Both attacks of thrombocytopenia were noticed to be during the administration of PEG-ADA, and both subsided by holding PEG-ADA (Figure 1). Based on this observation, the patient received a diagnosis of PEG-ADA induced thrombocytopenia, as the only new medication given was PEG-ADA at that time. The patient had a score of 8 on Naranjo algorithm making it highly probable that PEG-ADA was the cause of this patient's thrombocytopenia (Supplementary File 1) [9,10]. Thrombocytopenia was also the term for the adverse event from the Medical Dictionary for Regulatory Activities. (medDRA) . Thrombocytopenia has been reported in patients receiving PEG-ADA . however, the unusual thing about our case is that it occurred after the patient was on it for so long, and it was resistant to all treatments, except stopping PEG-ADA itself.
Figure 1: The trend of platelet counts through PEG-ADA treatment. View Figure 1
Given her refractory thrombocytopenia, we had to shift from PEG-ADA to another modality of treatment. The patient was put on IVIG and sulfamethoxazole-trimethoprim, awaiting a suitable donor. There was no available family donor, so she underwent HCT from MUD using Busulphan/Fludarabine/antithymocyte globulin (conditioning regimen) and Mycophenolate & Cyclosporine for graft versus host disease (GVHD) prophylaxis. The source of stem cells was peripheral blood at a dose of 5 × 106/Kg of the recipient. After transplant, she showed good engraftment and incremental clinical improvement.

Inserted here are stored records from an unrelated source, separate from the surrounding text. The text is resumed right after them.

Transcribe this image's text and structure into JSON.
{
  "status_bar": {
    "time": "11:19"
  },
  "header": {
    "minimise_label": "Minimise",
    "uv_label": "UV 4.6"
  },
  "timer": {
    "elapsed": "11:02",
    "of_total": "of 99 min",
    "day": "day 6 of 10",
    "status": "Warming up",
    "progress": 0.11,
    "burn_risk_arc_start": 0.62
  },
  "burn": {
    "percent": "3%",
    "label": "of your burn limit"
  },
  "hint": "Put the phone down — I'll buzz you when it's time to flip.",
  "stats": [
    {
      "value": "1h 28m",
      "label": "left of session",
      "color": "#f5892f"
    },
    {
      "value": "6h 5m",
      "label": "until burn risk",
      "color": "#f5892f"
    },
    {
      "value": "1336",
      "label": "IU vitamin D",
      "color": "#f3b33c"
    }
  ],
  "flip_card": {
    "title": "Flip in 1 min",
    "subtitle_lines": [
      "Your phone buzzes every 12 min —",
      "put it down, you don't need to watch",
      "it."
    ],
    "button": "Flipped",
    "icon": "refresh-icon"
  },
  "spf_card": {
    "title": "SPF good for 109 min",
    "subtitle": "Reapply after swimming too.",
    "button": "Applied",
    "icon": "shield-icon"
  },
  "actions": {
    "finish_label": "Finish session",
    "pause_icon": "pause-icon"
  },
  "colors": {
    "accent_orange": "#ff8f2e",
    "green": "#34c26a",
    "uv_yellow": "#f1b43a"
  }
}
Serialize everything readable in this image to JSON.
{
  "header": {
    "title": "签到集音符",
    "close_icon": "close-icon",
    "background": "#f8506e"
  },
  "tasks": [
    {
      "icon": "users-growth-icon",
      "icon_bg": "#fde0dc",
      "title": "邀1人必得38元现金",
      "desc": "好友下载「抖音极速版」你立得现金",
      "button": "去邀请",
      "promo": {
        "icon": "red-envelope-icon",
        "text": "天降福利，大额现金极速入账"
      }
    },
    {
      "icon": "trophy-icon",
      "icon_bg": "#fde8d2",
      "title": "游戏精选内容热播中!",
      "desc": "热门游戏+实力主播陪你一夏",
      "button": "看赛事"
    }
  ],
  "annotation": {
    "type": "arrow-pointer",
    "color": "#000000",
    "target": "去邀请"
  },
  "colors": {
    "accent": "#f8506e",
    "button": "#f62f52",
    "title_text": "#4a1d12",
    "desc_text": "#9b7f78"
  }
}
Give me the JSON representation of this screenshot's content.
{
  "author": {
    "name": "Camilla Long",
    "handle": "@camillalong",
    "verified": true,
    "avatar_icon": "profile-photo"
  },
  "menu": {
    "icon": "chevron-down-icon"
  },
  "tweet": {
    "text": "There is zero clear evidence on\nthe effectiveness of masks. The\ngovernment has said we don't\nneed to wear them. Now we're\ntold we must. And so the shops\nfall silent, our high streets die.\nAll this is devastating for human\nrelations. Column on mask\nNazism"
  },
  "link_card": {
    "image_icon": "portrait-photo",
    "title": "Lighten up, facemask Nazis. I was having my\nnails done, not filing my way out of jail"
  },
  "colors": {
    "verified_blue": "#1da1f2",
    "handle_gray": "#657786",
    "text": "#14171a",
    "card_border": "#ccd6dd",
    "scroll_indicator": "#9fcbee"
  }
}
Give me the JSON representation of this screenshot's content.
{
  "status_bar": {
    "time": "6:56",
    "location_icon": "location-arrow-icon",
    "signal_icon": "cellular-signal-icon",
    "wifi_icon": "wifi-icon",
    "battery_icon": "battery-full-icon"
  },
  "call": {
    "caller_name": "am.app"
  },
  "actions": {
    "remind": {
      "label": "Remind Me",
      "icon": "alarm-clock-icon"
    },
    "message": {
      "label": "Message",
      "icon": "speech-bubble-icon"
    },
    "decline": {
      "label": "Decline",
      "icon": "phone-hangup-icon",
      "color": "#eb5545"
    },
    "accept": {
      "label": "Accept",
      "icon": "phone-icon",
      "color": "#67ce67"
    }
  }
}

PEG-ADA is generally well tolerated by patients with ADA-SCID . In previously published reports of PEG-ADA causing thrombocytopenia, immune dysregulation was attributed as a possible cause when starting PEG-ADA in a patient for the first time. It is unclear however, why our patient developed thrombocytopenia after being on PEG-ADA for so many years. For all published studies regarding HCT in ADA-SCID, none of them reported transplantation results, complications, or long-term survival in adolescent patients. In our reported case, after intolerance of PEG-ADA which was complicated by persistent severe thrombocytopenia, we decided to transplant our patient from an MUD because no matched relative was available. She had good immune system recovery following HCT.
In summary, PEG-ADA can induce thrombocytopenia, possibly through immune dysregulation or other mechanisms and good recovery can be achieved after discontinuation of PEG-ADA.
HCT in this case was the mandated modality of treatment for this adolescent to avoid the unexpected severe complication of PEG-ADA and to prevent the patient from drifting to SCID status again.
The authors report no conflict of interests.